A woman is suing easyJet over a pair of seat assignment incidents on flights from Tel Aviv. Her lawsuit claims she faced unlawful gender discrimination after flight attendants coaxed her to move seats to accommodate two Haredi Jewish passengers. While she does have a strong case, I do question the harm.
Woman Accuses easyJet Of Gender Discrimination In Lawsuit After She Was Asked Twice To Move Her Seat In Order To Accommodate Haredi Jewish Passengers
The first incident occurred in October 2019. Melanie Wolfson was traveling from Tel Aviv to London on easyJet and had paid extra for an aisle seat. Upon boarding, she found a Haredi Jewish father and son in the window and middle seat of the row.
The son stood up and began looking for a male passenger to switch places with Wolfson. He found a wiling participant a few rows up. But Wolfson initially refused to move. Only after being coaxed by flight attendants did Wolfson begrudgingly agree to move.
She later told Haaretz she was “insulted” and “humiliated” by the move:
“It was the first time in my adult life that I was discriminated against for being a woman. I would not have had any problem whatsoever switching seats if it were to allow members of a family or friends to sit together, but the fact that I was being asked to do this because I was a woman was why I refused.”
The lawsuit claims flight attendants later told Wolfson that these gender-related seat assignment incidents routinely occur on Tel Aviv flights. They encouraged her to write easyJet and complain.
Just two months later, a similar incident occurred onboard the same route, Tel Aviv to London.

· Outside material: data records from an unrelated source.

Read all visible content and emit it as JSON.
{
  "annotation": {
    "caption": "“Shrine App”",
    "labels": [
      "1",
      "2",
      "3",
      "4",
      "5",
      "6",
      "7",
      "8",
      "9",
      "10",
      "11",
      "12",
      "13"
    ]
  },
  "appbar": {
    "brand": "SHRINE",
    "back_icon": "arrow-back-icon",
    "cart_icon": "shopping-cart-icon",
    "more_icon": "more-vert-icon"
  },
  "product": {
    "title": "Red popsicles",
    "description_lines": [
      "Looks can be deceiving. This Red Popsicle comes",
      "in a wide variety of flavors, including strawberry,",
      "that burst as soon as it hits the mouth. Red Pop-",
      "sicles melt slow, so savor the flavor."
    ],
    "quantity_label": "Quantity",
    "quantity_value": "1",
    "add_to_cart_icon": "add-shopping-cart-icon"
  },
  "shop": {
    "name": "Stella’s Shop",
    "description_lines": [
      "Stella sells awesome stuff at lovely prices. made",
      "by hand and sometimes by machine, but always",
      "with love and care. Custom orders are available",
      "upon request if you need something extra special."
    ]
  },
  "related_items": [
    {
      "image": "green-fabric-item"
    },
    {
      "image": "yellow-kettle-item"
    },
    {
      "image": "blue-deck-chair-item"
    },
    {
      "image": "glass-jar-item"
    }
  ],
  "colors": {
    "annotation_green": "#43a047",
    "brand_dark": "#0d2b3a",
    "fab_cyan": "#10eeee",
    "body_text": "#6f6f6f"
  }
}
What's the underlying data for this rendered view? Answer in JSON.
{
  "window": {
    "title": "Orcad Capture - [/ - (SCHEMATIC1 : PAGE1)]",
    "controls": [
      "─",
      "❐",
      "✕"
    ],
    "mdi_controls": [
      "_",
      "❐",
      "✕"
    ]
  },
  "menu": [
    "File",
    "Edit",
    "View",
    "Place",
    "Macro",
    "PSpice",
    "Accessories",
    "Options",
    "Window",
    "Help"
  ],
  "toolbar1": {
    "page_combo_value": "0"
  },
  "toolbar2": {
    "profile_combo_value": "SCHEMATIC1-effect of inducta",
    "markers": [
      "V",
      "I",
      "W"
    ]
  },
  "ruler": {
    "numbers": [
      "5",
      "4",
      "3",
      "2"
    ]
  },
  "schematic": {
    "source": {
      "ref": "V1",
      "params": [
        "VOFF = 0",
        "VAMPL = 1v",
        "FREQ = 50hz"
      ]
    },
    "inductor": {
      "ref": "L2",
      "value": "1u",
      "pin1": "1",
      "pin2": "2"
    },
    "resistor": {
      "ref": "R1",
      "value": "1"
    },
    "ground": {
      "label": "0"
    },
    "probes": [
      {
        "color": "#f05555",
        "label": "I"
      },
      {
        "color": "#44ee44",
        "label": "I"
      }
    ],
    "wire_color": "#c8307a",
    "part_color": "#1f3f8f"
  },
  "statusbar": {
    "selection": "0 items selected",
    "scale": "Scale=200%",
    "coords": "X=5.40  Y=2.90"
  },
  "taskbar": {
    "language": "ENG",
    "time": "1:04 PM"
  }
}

This time, Wolfson held her ground and refused to move. Eventually, two female passengers agreed to switch with the two Haredi passengers. Wolfon’s lawsuit alleges that flight attendants refused to intervene in the matter and never defended her right to remain her seat.
An easyJet spokesperson said:
“At easyJet we take claims of this nature very seriously. Whilst it would be inappropriate to comment, as this matter is currently the subject of legal proceedings, we do not discriminate on any grounds.”
The lawsuit has been filed in Israel, where Israeli’s anti-discrimination law means Wolfson can earn up 50,000NIS (~$15,000) for unlawful discrimination without even needing to prove damages.
So, Is This Valid Discrimination?
Obviously, this is discrimination. This is also an issue that seems to run afoul of both British and Israeli law. But that’s an incomplete analysis.
I have shared about my own experience surrounding a Haredi passenger on a flight to New York many years ago. I was asked to move to a middle seat so the man could avoid sitting next to a woman.
In that case, I moved, even though it was from an aisle seat to a middle seat (there was a bit more to the story). I’d probably do it again today depending upon flight length and seat assignment.
It’s not because I want to perpetuate treating woman as second class. Goodness no. Rather, it’s because my understanding of Shomer negiah is that such behavior is actually done out of respect for woman (i.e., you only touch your own spouse or family members, no one else of the opposite sex).
Perhaps intentions should not matter. Wolfson should not have been made to feel second class because these observant passengers were too cheap to buy a third seat.
But as a religious person myself, I try to make reasonable faith-based accommodations to others, including those outside of my faith group. I struggle to view such actions as hostile to women.
Here, Wolfson was asked to move to an aisle seat two rows up the first flight and refused to move the second flight. I don’t see the harm. It’s one thing if the state treats you as second class due to your gender. But is it really so horrible if a seatmate simply wants to follow his faith in a way that does not impact you as long as you are offered an equivalent or better seat?
Rabbi Noa Sattath of the Israel Religious Action Center (IRAC) disagrees. He told Haaretz:
“The attempt to move a woman from a seat she reserved because of chauvinistic ideas, which have absolutely no connection to Judaism, is immoral, illegal and illegitimate. A direct line connects the attempt to erase women by refusing to sit next to them and the tacit consent that is given to hurt them and their bodies. We, in the Reform movement, through IRAC, will do whatever needs to be done to promote gender equality in Israel.”
Perhaps someone can explain to me how not sitting next to a woman somehow erases them?
> Read More: Would You Have Switched Seats?
I think Wolfson will ink a handsome settlement agreement with EasyJet. The flight attendants should not have pressured her to move the first time nor left her to fend for herself the second time. Israeli law seems clear to me. Even so, who wants to sit next to someone who does not want to sit next to you? Wolfson could have moved for her own comfort, not theirs. But I get the stigma of even being asked to move…
What do you make of this issue? This is a tough one for me.